Hopefully, it will but there is a lot to consider that makes that hope faint. The introduction of these new notes and coins might provide relief for only a short time. It will only be a matter of time before people start hoarding the cash then it becomes scarce again. The other issue of concern is that the central bank is complicit in the dealings of the parallel market. There is no question about how most money changers have central bank connections that send them ridiculously high amounts of mobile money so that they buy US dollars. This is so commonplace and only goes to show you that the central bank might not be as sincere when it comes to addressing the plight of the people. It is also common knowledge that printing money usually pushes inflation upwards. Like I said, let us wait and see how things will unfold when both the ZWL$2 coins and ZWL$5 notes are now in circulation. One of the interesting things to see how it will unfold pertains to the bond notes and coins and these incoming new notes and coins. As much as they being said to be at par, are they going to sustainably be treated as equal? Will we not eventually see the bond being rated against the new notes and coins? I believe these are valid questions because history has a lot to tell us.

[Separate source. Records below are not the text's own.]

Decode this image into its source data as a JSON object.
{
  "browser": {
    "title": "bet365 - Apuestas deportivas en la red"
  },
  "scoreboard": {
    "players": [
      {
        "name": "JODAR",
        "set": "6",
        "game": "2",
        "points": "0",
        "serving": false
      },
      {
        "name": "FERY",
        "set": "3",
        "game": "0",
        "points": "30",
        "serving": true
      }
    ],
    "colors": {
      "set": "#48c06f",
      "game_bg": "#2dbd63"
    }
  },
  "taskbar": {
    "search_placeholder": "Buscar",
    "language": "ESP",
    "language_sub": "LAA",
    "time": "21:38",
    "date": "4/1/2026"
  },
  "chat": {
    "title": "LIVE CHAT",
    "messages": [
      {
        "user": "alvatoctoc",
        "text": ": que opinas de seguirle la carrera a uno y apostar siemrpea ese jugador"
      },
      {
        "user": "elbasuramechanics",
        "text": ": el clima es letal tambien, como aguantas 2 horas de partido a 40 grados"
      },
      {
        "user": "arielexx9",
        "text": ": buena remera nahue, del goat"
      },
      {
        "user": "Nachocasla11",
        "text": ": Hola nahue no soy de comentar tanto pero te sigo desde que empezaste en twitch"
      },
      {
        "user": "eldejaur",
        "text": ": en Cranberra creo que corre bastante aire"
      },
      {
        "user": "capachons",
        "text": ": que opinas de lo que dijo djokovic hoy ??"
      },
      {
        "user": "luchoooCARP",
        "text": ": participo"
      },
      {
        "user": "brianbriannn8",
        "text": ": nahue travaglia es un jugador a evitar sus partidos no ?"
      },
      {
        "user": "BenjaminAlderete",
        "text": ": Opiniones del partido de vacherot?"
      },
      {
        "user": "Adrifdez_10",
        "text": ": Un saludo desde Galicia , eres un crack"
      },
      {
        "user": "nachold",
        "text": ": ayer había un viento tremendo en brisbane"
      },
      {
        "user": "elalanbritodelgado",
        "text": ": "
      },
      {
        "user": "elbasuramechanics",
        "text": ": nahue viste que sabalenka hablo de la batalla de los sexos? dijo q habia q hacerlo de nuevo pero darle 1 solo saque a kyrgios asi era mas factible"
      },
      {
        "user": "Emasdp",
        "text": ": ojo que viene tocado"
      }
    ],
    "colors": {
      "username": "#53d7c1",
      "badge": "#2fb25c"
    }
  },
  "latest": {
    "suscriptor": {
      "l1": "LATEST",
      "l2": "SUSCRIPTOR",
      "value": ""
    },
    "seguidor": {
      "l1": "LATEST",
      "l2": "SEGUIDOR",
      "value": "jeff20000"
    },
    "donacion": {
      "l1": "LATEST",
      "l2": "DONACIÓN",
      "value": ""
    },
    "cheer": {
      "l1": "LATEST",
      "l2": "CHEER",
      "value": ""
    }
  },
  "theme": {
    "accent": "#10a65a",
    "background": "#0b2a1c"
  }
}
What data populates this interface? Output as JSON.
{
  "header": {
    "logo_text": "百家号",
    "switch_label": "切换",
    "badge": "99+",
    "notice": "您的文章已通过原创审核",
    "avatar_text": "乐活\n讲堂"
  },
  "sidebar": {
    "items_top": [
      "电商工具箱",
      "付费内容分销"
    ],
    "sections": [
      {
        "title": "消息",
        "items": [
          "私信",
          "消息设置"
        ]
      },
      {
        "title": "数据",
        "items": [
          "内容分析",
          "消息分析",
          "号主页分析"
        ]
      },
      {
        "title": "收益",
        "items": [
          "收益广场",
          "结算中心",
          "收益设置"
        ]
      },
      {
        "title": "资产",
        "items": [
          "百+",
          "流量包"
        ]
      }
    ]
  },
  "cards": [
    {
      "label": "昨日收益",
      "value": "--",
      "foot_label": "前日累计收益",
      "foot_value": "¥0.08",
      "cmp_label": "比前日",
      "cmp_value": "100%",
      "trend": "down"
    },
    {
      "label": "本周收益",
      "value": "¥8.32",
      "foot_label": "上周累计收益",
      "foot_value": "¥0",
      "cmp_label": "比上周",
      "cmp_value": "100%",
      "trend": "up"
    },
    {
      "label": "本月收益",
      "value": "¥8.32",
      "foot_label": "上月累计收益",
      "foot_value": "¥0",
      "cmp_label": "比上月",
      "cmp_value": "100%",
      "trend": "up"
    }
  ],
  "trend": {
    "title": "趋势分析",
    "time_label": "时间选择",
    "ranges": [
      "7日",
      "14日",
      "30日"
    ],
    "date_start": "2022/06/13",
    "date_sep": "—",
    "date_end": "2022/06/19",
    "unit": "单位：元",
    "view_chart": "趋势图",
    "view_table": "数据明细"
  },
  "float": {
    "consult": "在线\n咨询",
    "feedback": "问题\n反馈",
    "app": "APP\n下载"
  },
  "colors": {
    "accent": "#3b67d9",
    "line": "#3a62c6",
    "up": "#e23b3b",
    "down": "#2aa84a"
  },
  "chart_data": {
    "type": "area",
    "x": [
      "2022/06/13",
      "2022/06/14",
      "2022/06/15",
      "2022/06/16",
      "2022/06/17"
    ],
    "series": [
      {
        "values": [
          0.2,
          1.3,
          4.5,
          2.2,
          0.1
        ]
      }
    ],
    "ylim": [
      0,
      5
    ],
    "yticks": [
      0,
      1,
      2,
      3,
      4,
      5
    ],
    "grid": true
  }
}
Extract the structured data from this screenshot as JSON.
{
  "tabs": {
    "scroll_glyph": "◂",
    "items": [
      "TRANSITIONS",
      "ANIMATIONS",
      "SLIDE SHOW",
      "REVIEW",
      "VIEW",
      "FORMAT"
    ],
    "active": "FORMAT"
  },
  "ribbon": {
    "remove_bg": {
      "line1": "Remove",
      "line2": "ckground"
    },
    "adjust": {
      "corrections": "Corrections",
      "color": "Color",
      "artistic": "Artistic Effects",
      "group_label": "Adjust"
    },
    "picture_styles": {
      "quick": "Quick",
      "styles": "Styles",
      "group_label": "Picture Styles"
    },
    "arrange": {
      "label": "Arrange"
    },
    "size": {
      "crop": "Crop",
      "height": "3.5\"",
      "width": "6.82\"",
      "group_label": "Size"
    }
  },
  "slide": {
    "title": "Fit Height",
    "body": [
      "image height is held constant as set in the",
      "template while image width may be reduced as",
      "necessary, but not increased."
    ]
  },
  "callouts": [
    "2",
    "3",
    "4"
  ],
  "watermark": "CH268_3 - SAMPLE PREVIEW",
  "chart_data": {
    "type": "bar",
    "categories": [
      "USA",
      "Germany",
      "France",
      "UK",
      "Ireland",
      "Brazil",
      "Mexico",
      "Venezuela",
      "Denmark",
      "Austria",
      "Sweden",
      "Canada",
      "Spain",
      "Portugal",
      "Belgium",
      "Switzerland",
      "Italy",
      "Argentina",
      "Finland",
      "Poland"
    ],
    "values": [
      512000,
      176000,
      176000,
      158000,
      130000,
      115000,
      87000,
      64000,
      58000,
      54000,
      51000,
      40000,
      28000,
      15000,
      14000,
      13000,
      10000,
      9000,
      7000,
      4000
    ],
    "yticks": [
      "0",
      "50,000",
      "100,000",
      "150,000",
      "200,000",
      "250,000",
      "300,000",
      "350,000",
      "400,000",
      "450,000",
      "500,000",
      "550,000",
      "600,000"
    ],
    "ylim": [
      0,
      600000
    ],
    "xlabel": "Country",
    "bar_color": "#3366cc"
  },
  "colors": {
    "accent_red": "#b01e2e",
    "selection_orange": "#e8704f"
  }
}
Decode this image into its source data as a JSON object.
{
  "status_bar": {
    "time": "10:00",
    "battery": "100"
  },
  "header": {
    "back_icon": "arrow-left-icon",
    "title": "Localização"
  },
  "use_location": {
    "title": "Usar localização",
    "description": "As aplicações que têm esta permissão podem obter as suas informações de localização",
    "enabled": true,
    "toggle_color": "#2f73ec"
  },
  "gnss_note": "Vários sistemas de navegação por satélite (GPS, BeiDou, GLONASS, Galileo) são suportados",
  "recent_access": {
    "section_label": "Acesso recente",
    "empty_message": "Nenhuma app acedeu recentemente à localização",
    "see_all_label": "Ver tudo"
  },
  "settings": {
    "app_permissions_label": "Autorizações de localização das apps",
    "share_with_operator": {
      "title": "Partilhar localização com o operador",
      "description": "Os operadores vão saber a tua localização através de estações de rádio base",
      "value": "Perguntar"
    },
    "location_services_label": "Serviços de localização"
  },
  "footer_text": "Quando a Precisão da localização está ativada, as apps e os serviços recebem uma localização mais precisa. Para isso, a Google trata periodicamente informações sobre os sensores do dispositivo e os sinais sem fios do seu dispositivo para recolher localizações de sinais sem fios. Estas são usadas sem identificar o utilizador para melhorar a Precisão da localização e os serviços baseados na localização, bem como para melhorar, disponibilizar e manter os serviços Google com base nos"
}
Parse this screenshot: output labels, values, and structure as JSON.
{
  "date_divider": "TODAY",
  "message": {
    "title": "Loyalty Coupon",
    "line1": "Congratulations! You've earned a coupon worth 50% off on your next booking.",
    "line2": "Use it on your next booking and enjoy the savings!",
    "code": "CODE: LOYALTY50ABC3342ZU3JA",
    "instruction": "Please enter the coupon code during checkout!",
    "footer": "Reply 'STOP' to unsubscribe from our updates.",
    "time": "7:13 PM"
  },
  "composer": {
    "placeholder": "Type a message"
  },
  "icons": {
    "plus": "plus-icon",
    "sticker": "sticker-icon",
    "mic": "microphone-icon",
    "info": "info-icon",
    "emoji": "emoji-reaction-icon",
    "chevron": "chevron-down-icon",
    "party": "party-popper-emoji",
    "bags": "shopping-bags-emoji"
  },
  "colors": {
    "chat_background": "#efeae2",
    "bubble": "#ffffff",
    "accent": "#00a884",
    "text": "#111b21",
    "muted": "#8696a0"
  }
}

The Real Solution Lies In Production

The irony in introducing these new coins and notes is that it is a way of dealing with symptoms. The fundamental issues are not being addressed.  For starters, we have no business using bond notes and coins – by now they should have been no more. Anyways, the real issue is about stimulating or reviving local industries. If this is done we can boost our export levels and get to get more foreign currency earnings from those exports. The moment the demand for foreign currency dwindles then the parallel market gets significantly weakened. So it is important and must be addressed, the issue of production. We can discuss and debate on several other issues but the problems this nation is faced with are primarily due to low production levels.